Assuming my Training data set is called TrainDf
and my Testing data set is called TestDf
, how can I create these 2 plots in R?
UPDATE: From these 2 posts, it seems that they cannot be done, or am I missing something here? Why is Random Forest with a single tree much better than a Decision Tree classifier?
How would you interpret an ensemble tree model?
Upvotes: 2
Views: 3265
Reputation: 23101
Feature importance plot with ggplot2
,
library(randomForest)
library(ggplot2)
mtcars.rf <- randomForest(vs ~ ., data=mtcars)
imp <- cbind.data.frame(Feature=rownames(mtcars.rf$importance),mtcars.rf$importance)
g <- ggplot(imp, aes(x=reorder(Feature, -IncNodePurity), y=IncNodePurity))
g + geom_bar(stat = 'identity') + xlab('Feature')
A Decision Tree plot with igraph
(a tree from the random forest)
tree <- randomForest::getTree(mtcars.rf, k=1, labelVar=TRUE) # get the 1st decision tree with k=1
tree$`split var` <- as.character(tree$`split var`)
tree$`split point` <- as.character(tree$`split point`)
tree[is.na(tree$`split var`),]$`split var` <- ''
tree[tree$`split point` == '0',]$`split point` <- ''
library(igraph)
gdf <- data.frame(from = rep(rownames(tree), 2),
to = c(tree$`left daughter`, tree$`right daughter`))
g <- graph_from_data_frame(gdf, directed=TRUE)
V(g)$label <- paste(tree$`split var`, '\r\n(', tree$`split point`, ',', round(tree$prediction,2), ')')
g <- delete_vertices(g, '0')
print(g, e=TRUE, v=TRUE)
plot(g, layout = layout.reingold.tilford(g, root=1), vertex.size=5, vertex.color='cyan')
As can be seen from the following plot, the the label for each node in the decision tree represents the variable name chosen for split at that node, (the split value, the proportion of class with label 1) at that node.
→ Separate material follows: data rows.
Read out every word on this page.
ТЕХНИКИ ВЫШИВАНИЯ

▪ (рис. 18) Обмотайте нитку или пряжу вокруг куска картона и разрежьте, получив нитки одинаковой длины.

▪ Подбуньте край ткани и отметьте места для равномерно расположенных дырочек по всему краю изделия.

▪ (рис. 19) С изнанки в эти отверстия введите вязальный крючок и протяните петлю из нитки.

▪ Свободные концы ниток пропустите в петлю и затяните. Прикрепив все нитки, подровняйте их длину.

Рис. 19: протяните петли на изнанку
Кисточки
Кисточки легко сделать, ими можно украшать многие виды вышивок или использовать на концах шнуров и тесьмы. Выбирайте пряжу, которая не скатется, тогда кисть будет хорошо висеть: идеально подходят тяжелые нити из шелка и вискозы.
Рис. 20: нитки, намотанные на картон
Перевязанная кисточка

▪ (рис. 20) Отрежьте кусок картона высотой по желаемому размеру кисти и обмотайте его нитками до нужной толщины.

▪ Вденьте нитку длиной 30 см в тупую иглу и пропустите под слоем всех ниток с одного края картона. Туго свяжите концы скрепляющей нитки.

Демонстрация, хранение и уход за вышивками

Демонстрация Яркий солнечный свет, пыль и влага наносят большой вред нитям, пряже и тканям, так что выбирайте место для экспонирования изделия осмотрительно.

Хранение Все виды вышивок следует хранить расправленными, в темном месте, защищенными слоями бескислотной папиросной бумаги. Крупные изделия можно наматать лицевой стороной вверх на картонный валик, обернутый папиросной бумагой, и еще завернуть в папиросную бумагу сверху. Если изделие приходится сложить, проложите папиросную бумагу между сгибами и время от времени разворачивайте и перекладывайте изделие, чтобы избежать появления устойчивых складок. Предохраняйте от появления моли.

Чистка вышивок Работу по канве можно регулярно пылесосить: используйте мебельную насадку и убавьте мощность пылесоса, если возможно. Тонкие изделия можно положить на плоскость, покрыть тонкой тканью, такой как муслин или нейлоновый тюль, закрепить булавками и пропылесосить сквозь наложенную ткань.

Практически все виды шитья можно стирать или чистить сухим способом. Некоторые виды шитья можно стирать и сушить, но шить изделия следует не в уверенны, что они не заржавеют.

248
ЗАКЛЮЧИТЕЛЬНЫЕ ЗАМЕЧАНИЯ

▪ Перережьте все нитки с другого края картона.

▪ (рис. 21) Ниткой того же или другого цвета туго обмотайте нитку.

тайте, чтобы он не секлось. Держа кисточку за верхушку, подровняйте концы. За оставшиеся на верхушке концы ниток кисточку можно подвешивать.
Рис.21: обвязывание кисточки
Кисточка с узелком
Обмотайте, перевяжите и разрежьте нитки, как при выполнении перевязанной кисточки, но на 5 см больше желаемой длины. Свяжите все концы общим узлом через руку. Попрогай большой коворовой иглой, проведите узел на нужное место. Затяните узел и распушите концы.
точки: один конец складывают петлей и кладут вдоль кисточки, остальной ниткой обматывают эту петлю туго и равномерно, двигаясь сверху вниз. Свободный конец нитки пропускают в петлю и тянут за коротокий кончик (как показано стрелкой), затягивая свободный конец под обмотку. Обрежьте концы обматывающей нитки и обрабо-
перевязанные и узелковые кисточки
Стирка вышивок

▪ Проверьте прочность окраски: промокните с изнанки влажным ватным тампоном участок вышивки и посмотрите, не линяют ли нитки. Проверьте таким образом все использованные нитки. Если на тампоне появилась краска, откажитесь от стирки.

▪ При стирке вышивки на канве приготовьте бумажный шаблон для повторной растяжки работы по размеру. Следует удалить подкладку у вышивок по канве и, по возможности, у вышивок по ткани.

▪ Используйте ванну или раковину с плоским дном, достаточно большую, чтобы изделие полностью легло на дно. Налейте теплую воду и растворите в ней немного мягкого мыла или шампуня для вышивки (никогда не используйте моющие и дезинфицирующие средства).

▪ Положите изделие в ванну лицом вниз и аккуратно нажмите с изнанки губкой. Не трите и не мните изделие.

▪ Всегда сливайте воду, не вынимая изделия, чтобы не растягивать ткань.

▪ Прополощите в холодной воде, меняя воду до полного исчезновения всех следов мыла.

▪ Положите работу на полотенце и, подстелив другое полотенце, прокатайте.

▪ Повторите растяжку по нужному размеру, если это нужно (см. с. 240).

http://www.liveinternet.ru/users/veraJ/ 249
Likewise the 100th tree can be obtained with k=100
with the randomForest::getTree()
function which looks like the following
Upvotes: 2
Reputation: 753
To plot the variable importance, you can use the below code.
mtcars.rf <- randomForest(am ~ ., data=mtcars, ntree=1000, keep.forest=FALSE,
importance=TRUE)
varImpPlot(mtcars.rf)
Upvotes: 2